Vaya uno a entender--anota Don Baruj en una de sus libretas--qué pasa en ese
enredo infinito del sistema nervioso, todo el cuerpo, y su nódulo mayor: nuestro cerebro.
Hay días en que--como hoy--las imágenes,
ideas y fantasías se apiñan y disputan por ser las primeras en convertirse en
palabra escrita.
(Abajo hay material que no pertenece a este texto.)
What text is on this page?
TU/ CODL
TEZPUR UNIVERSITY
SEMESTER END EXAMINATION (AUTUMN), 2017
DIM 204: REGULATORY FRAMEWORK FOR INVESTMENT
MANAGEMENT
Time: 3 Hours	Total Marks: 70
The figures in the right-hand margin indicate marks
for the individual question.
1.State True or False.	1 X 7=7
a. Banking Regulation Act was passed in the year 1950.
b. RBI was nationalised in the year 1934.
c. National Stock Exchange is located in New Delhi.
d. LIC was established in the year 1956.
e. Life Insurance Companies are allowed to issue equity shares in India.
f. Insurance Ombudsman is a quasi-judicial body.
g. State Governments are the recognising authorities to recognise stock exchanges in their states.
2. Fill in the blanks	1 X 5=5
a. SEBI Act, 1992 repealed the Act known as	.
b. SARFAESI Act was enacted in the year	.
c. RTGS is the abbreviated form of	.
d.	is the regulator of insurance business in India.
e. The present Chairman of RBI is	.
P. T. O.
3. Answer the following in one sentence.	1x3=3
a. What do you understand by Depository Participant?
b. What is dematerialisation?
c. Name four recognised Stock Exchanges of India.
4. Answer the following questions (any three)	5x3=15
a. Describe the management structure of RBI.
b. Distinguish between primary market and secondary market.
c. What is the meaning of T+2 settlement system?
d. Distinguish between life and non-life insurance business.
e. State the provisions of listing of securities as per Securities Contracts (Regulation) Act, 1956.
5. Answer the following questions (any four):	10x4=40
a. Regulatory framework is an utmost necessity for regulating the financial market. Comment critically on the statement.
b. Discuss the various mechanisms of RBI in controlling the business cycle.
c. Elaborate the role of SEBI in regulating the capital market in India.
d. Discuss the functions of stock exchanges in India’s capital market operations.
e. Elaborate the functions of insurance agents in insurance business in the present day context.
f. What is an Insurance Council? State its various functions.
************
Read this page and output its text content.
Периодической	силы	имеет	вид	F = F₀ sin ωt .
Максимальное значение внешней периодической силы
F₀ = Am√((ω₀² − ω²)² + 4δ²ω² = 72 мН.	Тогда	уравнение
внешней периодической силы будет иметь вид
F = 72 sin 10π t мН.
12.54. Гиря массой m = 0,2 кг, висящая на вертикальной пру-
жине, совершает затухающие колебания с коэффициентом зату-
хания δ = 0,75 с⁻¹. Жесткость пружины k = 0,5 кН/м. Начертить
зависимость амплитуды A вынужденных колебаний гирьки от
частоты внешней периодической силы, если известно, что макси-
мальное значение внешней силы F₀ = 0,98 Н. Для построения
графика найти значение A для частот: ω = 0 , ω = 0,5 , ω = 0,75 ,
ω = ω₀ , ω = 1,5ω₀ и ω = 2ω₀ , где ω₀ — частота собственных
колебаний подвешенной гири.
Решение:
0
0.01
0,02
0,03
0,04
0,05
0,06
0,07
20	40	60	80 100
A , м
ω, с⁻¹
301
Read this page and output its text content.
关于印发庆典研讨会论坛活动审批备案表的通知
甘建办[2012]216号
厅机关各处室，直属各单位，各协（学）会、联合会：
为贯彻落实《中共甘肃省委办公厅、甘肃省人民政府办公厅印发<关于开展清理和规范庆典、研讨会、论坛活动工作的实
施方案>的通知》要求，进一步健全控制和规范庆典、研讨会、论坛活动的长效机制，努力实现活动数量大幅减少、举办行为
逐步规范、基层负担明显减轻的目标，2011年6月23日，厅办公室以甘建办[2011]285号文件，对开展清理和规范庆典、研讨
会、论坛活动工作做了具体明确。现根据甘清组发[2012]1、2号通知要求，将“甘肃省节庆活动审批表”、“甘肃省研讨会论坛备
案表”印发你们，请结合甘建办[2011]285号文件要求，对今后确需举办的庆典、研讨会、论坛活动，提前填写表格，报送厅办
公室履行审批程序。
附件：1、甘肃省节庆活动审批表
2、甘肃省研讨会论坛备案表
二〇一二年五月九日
Y hay días, semanas—noche tras noche—en que el barullo de la
mente es un caótico murmullo, como el del tinitus
con que el cerebro engaña al oído por obra de no se sabe qué maldad de duende sordo y
envidioso.
A las pocas y raras horas del duermevela
visionario se oponen, en una disputa desigual por el tiempo disponible, las
largas temporadas de neblinas y ruidos incoherentes como de cortocircuitos o
cristalerías rotas.
Vaya uno saber--se repite--quién anda por los oscuros rincones de la casa; qué arácnido
letal, qué ratas portadoras del virus de la ira, qué translúcidos ciempiés de
la melancolía.
Felices son los instantes en que al
fantasmal silencio de lo oscuro lo acalla el doblar de campanas de un verso
feliz que lo dice todo, de una imagen que abre mil puertas como lo promete el
poeta de la llave mágica.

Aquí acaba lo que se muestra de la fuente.